- Cover of Green Arrow: The Longbow Hunters #1 (August 1987) Art By Mike Grell.

Publication information
- Publisher: DC Comics
- Schedule: Monthly
- Format: Limited series
- Genre: Superhero;
- Publication date: August - October 1987
- No. of issues: 3
- Main character(s): Green Arrow Shado Black Canary

Creative team
- Written by: Mike Grell
- Artist: Mike Grell
- Letterer: Ken Bruzenak
- Colorist: Julia Lacquement

Collected editions
- Green Arrow: The Longbow Hunters: ISBN 0-930289-38-2

= Green Arrow: The Longbow Hunters =

1987 DC Comics limited series

Green Arrow: The Longbow Hunters is an American comic book limited series by the creative team of writer/artist Mike Grell and colorist Julia Lacquement. It was published monthly by DC Comics from August to October 1987. The series is notable for shifting the tone of the character Green Arrow into a more gritty and grounded setting.
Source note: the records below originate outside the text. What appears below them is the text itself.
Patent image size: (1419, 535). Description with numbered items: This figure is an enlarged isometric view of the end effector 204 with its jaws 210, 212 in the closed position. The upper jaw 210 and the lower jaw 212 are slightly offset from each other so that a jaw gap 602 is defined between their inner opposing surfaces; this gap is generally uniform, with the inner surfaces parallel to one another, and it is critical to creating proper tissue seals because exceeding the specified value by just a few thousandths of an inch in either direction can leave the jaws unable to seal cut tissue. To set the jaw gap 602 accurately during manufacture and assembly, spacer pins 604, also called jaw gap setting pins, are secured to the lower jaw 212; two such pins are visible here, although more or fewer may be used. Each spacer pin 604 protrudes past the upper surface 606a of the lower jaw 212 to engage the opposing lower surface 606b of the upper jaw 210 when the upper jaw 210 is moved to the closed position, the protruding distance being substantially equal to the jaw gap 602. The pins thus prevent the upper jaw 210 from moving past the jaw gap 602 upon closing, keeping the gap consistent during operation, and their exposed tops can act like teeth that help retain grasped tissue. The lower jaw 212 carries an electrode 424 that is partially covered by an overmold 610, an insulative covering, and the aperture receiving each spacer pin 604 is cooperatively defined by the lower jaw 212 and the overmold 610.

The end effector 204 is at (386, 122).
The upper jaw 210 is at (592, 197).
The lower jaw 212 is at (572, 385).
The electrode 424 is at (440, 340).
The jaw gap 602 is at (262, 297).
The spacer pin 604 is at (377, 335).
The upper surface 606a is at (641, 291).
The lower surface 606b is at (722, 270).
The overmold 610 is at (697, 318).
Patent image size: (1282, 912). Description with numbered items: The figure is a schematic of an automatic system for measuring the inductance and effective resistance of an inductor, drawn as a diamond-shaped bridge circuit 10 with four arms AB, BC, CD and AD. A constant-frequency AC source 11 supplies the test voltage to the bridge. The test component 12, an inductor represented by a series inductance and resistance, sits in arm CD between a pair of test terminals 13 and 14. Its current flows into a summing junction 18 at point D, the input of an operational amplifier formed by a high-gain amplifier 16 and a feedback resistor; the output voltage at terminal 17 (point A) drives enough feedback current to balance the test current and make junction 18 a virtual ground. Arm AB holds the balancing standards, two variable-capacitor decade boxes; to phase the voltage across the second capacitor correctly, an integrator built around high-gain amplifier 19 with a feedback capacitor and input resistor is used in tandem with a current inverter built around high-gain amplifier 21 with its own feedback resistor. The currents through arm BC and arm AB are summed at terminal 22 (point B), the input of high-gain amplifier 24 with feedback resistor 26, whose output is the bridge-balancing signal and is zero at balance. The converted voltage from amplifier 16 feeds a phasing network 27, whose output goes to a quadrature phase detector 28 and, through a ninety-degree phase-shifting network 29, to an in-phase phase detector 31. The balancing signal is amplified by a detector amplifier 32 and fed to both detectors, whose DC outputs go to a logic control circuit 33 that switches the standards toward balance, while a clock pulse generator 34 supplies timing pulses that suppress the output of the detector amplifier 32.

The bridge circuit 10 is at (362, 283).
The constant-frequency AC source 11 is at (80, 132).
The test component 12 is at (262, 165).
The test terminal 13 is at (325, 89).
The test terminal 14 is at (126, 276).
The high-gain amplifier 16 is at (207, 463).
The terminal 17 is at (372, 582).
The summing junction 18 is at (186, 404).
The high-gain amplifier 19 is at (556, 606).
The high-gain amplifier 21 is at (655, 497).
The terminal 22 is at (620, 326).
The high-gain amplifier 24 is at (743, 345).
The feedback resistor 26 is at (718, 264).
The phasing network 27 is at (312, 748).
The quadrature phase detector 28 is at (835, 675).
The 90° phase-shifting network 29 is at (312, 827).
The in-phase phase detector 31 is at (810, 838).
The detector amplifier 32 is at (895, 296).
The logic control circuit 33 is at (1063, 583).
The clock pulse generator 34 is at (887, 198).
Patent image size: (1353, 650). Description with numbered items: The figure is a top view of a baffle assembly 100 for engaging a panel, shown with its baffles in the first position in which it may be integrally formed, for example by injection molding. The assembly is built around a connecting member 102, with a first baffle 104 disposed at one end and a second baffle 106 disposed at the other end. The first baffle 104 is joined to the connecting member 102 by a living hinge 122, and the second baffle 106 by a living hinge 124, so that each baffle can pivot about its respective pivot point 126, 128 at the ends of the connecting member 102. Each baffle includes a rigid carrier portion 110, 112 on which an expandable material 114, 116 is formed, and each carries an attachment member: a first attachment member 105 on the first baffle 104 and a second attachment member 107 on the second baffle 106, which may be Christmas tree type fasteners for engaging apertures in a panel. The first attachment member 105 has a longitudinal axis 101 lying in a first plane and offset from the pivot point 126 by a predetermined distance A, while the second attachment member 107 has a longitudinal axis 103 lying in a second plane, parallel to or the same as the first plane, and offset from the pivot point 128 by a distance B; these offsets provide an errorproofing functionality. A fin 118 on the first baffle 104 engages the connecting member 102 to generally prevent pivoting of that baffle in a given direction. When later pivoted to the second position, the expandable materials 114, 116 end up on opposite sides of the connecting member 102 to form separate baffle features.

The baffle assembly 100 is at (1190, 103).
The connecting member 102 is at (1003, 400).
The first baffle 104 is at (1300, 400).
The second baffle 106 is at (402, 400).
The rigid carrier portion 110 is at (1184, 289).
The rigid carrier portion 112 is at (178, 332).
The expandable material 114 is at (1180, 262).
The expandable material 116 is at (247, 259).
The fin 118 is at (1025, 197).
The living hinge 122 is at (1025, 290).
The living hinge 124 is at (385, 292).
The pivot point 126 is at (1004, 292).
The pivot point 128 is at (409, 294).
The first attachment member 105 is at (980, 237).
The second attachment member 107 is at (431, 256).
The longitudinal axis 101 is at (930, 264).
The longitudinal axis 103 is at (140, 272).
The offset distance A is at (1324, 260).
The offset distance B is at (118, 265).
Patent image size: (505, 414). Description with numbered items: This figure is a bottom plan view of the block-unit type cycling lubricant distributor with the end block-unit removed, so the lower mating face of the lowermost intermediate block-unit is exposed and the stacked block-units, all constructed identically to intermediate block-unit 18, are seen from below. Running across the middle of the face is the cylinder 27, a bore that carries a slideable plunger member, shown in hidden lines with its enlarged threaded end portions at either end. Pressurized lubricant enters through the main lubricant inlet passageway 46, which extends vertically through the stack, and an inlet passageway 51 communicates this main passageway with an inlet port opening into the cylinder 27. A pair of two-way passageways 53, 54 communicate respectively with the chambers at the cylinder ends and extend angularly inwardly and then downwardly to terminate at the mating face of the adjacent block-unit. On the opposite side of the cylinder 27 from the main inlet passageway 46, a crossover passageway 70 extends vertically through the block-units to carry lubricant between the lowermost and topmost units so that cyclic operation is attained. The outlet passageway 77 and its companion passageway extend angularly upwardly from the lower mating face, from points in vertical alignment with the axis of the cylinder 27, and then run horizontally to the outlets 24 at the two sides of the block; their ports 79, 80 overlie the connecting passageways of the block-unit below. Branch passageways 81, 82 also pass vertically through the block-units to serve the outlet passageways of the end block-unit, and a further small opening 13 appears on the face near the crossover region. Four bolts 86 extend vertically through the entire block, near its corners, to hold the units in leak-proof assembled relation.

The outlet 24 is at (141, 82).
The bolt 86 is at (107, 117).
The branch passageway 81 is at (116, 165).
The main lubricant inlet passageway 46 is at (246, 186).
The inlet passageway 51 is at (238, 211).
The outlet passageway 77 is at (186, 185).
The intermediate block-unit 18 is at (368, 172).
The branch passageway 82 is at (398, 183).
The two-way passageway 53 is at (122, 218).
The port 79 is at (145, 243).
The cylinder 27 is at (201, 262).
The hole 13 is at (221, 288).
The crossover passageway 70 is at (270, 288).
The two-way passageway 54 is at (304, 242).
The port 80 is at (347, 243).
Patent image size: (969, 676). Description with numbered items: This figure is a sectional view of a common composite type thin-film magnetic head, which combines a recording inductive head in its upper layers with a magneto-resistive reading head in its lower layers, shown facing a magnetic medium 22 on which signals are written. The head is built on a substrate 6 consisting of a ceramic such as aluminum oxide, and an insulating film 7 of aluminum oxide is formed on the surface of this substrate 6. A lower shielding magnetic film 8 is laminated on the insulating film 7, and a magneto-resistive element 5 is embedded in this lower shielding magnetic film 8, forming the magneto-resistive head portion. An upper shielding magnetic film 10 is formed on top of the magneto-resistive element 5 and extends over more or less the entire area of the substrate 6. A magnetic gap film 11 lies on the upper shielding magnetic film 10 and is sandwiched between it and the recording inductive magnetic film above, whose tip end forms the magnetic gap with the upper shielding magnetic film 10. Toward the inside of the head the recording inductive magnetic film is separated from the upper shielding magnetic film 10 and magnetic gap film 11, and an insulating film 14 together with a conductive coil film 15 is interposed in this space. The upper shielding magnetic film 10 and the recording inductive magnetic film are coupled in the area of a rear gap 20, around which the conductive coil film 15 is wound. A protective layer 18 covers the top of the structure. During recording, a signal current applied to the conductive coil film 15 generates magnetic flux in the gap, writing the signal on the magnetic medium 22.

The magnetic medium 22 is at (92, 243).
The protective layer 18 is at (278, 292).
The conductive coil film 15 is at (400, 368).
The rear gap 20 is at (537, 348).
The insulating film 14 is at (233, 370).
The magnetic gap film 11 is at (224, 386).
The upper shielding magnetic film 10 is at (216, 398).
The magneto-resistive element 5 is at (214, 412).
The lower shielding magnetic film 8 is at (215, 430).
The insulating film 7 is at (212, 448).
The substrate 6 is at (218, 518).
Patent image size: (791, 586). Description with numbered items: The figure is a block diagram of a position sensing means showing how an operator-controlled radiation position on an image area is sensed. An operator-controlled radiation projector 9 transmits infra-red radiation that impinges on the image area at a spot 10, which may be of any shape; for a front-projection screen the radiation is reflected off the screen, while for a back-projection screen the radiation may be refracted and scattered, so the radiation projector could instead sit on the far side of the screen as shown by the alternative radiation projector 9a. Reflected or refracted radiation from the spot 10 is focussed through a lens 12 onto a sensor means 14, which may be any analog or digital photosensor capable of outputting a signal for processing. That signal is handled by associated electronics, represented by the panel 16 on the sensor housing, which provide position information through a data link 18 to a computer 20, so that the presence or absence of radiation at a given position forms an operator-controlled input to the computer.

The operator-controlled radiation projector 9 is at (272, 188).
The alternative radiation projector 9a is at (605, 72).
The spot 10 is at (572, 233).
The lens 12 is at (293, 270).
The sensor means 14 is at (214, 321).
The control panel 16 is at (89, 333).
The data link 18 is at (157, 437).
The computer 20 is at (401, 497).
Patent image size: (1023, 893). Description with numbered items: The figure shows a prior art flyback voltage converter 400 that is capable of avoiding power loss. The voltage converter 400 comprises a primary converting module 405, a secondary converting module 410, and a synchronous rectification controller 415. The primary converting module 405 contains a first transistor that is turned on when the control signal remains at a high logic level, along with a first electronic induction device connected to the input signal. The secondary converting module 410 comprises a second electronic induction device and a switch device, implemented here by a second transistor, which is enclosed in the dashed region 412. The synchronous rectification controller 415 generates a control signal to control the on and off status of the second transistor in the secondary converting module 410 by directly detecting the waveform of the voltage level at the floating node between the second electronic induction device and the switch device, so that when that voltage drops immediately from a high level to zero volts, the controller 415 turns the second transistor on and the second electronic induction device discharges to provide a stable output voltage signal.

Green Arrow: The Longbow Hunters follows Oliver Queen, the superhero known as Green Arrow, dealing with a group of drug runners.

==Plot summary==
On his forty-third birthday, Oliver Queen relocates from Star City to Seattle, Washington, the home of his girlfriend Dinah Lance. He changes his costume and abandons the use of his trademark trick arrows for more traditional archery equipment. As Green Arrow tries to track down a serial killer, the Seattle Slasher, who has been killing prostitutes in the area, Black Canary attempts to infiltrate a drug racket which may have ties to Kyle Magnor, a wealthy shipping magnate.

Oliver tracks the killer to the abandoned Seattle Underground section of the city, discovering that the killer is a disturbed ex-tunnel rat from the Vietnam War. The Slasher jumps Oliver and gets away to apparently kill again, but a mysterious female archer with an elaborate dragon tattoo on her arm shoots the slasher (as well as a passing motorist) before vanishing.

The archer is revealed to be Shado, the daughter of a Yakuza agent incarcerated during World War II, where American soldiers, including Magnor, forced him to reveal a major cache of Yakuza gold. Dishonored, the agent killed himself in atonement. When Shado comes of age, she is charged with killing those who dishonored her father and the Yakuza. The passing motorist she killed was one of those soldiers, who used the stolen gold to build a financial empire. Ollie tracks down Shado and fares poorly in the confrontation.

At home, Ollie hears on the news that the drug supplier Dinah had been investigating was found dead and mutilated earlier that day. Panicked, Oliver races to the dockside warehouse that Dinah suspected as the source of the drug distribution. There, he finds Dinah tied up, tortured, and on the verge of death. Without hesitation Ollie kills her torturer, one of Shado's intended victims, along with the others in the drug lab. After learning about what happened at the docks, Magnor warns his CIA contact, Osborne, that he wants better protection on their next deal. Osborne assigns weapons master Eddie Fyers to eliminate Shado.

After killing another target, Shado leaves a message for Ollie to meet her on Mount Rainier where she intends to kill Magnor. Although Ollie initially tries to stop her, he notices Fyers aiming a sniper rifle at Shado and moves to subdue him, inadvertently giving Magnor a chance to escape. Ollie also confronts Osborne about the use of an Iranian arms deal to fund Nicaraguan Contras, mirroring the events of the Iran-Contra story which broke months earlier. Ollie confronts Magnor in his office. Ollie intends to frame him for the murder of the drug supplier, but Shado shoots the target through the window and kills him.

==Consequences==
In later storylines, Oliver reflects that taking a life in this manner marked a change in his life, leaving him unable to find peace anywhere or with anyone. When he is killed by a bomb explosion, he is initially resurrected without any memory of the events of this storyline or what happened afterwards.

==Reception==
Green Arrow: The Longbow Hunters was nominated for a 1988 Eisner Award for Best Finite Series.

The series proved popular enough that DC Comics commissioned the first-ever Green Arrow ongoing series, also written by Grell (writer from issues #1-80, 1988-1993). The series ran for 11 years. Grell would write a retelling of Green Arrow's origin and first case in Secret Origins (vol. 2) #38 (March 1989). Grell also wrote and illustrated the official Post-Crisis origin of Green Arrow in the Green Arrow: The Wonder Year miniseries in 1993.

==Collected editions==
Green Arrow: The Longbow Hunters is collected into a trade paperback format with a 5-page intro by editor Mike Gold.